Building Security Into the Cloud

By Samuel Greengard

Over the past few years, businesses have steadily marched into the cloud in pursuit of greater productivity and IT efficiency. Many have discovered that cloud computing unlocks gains that wouldn’t have been imaginable only a few years ago.

Yet, for all the progress—nearly 97 percent of organizations use some form of clouds, according to the Open Data Center Alliance (ODCA)—huge questions and concerns about securing this data remain.

“Cloud computing and software as a service are rapidly emerging as mission-critical functions,” states Jack Sepple, global managing director of cloud computing for consulting firm Accenture. “The technology and tools provide new opportunities for businesses, but also create new concerns and risks related to security.”

Although clouds require many of the same protections that IT departments have used over the years—patching, encryption, malware protection, endpoint security and data loss prevention, to name a few—they also need a more “comprehensive and overarching approach,” he notes.

Navigating this new cloudscape isn’t an option. ODCA predicts that half of all its member firms (mostly larger companies such as BMW, China Unicom, Deutsche Bank and Lockheed Martin) will have 40 percent or more of their IT operations in private clouds by 2015, and a quarter will run more than 40 percent of their operations in public clouds.

Gary Loveland, principal at PwC, says that companies must move beyond a fear of clouds. “We have moved into a new era of computing and the cloud is an important part of the picture,” he points out.

Into the Clouds

One thing that makes cloud security so challenging is how rapidly the technology and overall cloud environment is evolving. An infrastructure that’s state of the art today may be obsolete several months down the line.

What’s more, cloud technology may force an organization to re-examine long-existing policies and strategies. Although much of the fear of clouds is rooted in the fact that the data often resides outside the four walls of the enterprise, there are real-world risks associated with cloud computing.

In reality, cloud security, like all enterprise security, involves more than technology and technical acumen. It encompasses legal issues, regulatory and compliance requirements, and internal training, as well as addressing the persistent threat of outside attack.
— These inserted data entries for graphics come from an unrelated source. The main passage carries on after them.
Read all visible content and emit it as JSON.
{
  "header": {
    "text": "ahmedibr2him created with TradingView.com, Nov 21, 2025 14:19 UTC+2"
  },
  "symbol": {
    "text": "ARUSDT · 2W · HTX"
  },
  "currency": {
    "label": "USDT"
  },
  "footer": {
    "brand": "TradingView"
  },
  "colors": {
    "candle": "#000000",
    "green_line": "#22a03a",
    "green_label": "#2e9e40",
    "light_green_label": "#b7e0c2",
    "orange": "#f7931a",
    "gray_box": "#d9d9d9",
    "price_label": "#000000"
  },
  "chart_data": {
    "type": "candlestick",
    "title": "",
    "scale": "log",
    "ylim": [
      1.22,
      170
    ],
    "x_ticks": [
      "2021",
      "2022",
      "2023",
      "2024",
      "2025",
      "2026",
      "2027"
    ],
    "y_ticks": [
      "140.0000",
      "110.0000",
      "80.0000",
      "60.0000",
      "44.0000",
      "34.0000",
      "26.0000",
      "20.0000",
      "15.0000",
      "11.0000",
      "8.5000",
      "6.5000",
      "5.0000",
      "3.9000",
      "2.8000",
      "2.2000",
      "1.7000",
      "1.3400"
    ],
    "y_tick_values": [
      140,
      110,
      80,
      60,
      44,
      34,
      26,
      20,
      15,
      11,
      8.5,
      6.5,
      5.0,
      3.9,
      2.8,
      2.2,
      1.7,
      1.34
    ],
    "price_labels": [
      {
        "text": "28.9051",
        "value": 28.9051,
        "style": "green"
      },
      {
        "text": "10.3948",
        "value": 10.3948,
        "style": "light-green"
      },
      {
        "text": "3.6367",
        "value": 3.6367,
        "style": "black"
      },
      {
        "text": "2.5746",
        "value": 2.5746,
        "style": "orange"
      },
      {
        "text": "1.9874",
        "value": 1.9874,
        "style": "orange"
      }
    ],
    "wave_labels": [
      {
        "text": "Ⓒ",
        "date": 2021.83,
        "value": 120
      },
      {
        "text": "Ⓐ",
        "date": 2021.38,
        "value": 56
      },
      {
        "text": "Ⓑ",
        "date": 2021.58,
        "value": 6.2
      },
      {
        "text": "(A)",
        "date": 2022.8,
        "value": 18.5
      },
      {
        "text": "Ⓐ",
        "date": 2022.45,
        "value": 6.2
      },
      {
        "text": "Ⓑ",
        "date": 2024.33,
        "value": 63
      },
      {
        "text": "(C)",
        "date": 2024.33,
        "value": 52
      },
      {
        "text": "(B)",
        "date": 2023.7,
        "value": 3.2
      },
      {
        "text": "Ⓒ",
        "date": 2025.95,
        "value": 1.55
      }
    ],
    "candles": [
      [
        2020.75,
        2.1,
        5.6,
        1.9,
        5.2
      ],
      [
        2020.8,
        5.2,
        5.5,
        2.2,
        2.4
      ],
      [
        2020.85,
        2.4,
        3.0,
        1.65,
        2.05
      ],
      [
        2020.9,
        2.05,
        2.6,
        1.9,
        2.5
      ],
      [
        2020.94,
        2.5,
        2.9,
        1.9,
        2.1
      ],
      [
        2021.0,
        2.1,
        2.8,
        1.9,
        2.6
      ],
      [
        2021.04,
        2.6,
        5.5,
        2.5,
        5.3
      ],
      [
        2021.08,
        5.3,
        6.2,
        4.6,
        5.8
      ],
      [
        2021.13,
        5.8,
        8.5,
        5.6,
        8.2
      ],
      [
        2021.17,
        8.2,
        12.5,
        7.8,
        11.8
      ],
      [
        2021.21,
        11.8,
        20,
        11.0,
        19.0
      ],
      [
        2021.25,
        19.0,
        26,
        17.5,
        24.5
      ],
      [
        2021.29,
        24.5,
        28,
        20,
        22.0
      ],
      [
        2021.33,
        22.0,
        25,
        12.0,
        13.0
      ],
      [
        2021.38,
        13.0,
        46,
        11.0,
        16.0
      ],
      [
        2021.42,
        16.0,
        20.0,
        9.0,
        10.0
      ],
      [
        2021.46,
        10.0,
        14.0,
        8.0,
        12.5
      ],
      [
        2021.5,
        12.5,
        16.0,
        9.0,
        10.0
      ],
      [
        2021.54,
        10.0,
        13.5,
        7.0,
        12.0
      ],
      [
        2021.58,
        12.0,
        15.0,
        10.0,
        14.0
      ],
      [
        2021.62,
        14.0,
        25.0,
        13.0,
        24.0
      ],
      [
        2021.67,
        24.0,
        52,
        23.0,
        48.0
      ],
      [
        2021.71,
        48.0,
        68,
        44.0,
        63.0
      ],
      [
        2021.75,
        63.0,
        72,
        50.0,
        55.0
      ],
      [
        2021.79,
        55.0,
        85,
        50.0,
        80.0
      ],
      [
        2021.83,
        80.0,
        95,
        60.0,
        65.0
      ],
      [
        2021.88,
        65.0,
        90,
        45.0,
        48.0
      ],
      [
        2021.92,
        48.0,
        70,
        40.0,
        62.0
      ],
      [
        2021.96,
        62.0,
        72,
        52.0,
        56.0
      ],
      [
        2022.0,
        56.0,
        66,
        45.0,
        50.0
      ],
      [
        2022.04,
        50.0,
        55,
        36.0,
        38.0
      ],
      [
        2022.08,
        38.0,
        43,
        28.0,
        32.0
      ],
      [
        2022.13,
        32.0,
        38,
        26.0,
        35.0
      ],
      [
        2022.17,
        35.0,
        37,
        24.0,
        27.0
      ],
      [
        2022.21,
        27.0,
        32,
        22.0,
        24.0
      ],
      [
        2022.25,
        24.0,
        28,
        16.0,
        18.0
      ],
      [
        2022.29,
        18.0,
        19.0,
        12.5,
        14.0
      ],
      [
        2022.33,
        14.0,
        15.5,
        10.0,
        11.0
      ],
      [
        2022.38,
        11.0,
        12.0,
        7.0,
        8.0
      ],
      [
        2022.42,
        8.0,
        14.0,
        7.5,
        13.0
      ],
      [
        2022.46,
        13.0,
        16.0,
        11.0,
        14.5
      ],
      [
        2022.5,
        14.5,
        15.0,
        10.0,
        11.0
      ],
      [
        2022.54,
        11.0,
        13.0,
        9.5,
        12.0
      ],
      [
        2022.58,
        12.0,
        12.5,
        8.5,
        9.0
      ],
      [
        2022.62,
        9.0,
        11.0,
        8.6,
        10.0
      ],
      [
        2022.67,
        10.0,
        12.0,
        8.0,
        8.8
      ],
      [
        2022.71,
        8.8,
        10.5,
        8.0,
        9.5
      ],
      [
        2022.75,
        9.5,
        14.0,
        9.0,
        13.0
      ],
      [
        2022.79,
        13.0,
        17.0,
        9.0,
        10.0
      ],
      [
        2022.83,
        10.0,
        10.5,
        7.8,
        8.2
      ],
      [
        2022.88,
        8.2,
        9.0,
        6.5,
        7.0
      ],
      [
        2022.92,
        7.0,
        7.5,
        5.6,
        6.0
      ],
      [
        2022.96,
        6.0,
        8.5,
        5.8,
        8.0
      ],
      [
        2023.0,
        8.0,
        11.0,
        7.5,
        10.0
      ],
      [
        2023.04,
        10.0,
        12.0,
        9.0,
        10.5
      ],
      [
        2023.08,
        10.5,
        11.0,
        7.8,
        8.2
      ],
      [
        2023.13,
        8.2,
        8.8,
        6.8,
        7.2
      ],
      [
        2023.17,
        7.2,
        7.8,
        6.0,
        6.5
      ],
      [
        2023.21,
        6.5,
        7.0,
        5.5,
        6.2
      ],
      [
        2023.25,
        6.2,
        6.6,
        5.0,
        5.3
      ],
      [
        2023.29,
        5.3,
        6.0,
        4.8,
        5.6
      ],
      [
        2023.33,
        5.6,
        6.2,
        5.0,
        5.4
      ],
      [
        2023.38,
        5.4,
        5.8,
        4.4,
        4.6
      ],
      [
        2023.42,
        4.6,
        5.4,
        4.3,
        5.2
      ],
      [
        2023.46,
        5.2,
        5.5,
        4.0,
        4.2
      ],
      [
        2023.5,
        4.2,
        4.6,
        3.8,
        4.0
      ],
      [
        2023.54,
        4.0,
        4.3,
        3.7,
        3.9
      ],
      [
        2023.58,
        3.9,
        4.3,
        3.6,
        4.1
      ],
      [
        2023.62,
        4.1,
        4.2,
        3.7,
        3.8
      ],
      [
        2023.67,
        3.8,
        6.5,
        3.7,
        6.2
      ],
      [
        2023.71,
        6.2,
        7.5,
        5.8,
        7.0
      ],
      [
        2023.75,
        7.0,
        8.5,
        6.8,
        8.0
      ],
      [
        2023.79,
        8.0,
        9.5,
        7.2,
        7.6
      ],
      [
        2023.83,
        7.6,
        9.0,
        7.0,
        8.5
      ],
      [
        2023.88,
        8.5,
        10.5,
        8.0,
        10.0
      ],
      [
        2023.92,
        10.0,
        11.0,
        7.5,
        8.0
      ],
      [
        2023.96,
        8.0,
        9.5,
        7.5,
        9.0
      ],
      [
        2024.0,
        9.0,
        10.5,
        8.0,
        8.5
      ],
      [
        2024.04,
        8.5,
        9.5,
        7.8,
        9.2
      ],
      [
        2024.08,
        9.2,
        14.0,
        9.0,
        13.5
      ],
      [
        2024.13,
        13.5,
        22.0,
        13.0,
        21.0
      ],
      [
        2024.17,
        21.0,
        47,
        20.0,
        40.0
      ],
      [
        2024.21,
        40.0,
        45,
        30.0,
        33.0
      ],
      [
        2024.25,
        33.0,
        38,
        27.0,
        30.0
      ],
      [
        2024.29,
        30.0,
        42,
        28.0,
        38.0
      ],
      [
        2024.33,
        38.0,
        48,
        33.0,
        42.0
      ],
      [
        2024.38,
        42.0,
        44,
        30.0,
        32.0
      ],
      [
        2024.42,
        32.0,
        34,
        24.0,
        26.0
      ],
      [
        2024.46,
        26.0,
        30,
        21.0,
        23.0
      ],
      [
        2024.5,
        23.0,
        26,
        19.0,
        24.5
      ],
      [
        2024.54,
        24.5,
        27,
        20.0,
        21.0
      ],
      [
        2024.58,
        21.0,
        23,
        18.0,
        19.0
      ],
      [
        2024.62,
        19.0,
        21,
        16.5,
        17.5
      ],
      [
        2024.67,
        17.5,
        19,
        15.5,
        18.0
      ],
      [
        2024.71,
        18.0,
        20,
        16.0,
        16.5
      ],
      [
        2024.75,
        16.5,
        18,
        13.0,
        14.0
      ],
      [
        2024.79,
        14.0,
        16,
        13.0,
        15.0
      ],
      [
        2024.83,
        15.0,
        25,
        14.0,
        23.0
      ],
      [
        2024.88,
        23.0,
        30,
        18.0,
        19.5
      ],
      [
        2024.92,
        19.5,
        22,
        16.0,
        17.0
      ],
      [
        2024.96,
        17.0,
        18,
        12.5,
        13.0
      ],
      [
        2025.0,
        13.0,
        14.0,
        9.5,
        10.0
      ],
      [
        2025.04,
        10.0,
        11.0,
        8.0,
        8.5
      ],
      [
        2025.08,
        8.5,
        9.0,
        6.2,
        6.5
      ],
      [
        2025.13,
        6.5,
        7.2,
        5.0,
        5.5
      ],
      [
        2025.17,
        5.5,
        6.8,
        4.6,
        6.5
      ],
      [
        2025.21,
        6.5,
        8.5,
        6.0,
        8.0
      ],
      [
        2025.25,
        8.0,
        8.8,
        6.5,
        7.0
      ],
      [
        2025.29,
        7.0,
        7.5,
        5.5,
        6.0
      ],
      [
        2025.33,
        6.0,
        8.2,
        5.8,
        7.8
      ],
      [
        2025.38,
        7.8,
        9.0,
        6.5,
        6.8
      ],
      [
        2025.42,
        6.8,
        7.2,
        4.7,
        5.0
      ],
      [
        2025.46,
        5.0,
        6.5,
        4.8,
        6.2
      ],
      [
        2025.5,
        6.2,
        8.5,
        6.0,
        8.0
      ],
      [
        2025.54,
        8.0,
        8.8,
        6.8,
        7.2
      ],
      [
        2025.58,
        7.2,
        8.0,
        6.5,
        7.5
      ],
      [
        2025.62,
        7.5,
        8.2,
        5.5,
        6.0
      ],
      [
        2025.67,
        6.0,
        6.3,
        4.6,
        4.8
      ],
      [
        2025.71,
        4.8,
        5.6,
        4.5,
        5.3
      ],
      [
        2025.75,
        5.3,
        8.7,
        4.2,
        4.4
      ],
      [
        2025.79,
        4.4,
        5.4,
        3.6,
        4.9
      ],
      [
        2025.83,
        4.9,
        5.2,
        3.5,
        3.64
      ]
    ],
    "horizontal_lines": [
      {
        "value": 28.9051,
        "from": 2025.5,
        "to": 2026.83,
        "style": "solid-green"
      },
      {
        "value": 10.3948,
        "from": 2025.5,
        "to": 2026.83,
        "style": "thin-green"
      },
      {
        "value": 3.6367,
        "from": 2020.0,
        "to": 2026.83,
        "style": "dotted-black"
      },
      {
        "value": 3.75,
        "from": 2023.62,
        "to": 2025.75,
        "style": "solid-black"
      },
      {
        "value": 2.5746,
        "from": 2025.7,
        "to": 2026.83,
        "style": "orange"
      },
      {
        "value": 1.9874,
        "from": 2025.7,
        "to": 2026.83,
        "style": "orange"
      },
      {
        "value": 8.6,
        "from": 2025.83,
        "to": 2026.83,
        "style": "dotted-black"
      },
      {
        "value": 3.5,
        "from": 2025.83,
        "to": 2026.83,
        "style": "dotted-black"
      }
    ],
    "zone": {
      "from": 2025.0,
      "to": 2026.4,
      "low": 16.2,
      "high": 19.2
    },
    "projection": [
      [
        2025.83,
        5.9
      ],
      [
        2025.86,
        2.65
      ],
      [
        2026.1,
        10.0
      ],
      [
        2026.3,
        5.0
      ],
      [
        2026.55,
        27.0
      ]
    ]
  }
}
As businesses move into clouds, including software as a service and infrastructure as a service, it’s crucial to build a broad security framework that unleashes the potential of clouds, while protecting against intrusions, data leakage and other risks.

It’s a concept that Clayton Holdings has made a core part of its business and IT practices. The company, which has about 650 employees located in five U.S. offices, provides consulting, loan review and credit risk management services for banks, mortgage lenders, investors and insurers.

“The cloud was a very scary concept to a lot of people working at Clayton Holdings,” notes John Cowles, vice president of intelligent business operations. Nevertheless, in September 2008, the company migrated to an Appian business process management (BPM) system running in the cloud. This approach helped the firm gain key functionality quickly, while decreasing its capital investment.

The project was the company’s first major foray into cloud computing and, with highly sensitive data such as names, street addresses, loan balances, social security numbers and other details residing in its IT systems, “we had to make sure we didn’t wind up in the news,” Cowles acknowledges.

In addition to using conventional security tools such as authentication, malware protection and data loss prevention (DLP), Clayton decided not to store any personal identifiable information (PII) in the cloud. Instead, he built a system that could connect any or all data on an on-demand basis once a user is authenticated through the internal network. A system separates PII about customers from their records using an internal ID. Clayton also relies on a VPN to ensure that all communication remains encrypted.

Employees use a special form that retrieves the cloud-based data and generates a full record from the BPM system. “We conducted a detailed analysis up front, and included input from our security and legal teams, so we knew that we had a high comfort level with the cloud,” Cowles says.

“It’s critical to put the right controls, as well as checks and balances, in place. Yet, it’s also important to get past the notion that you don’t have control if the data doesn’t reside within the systems in your enterprise.”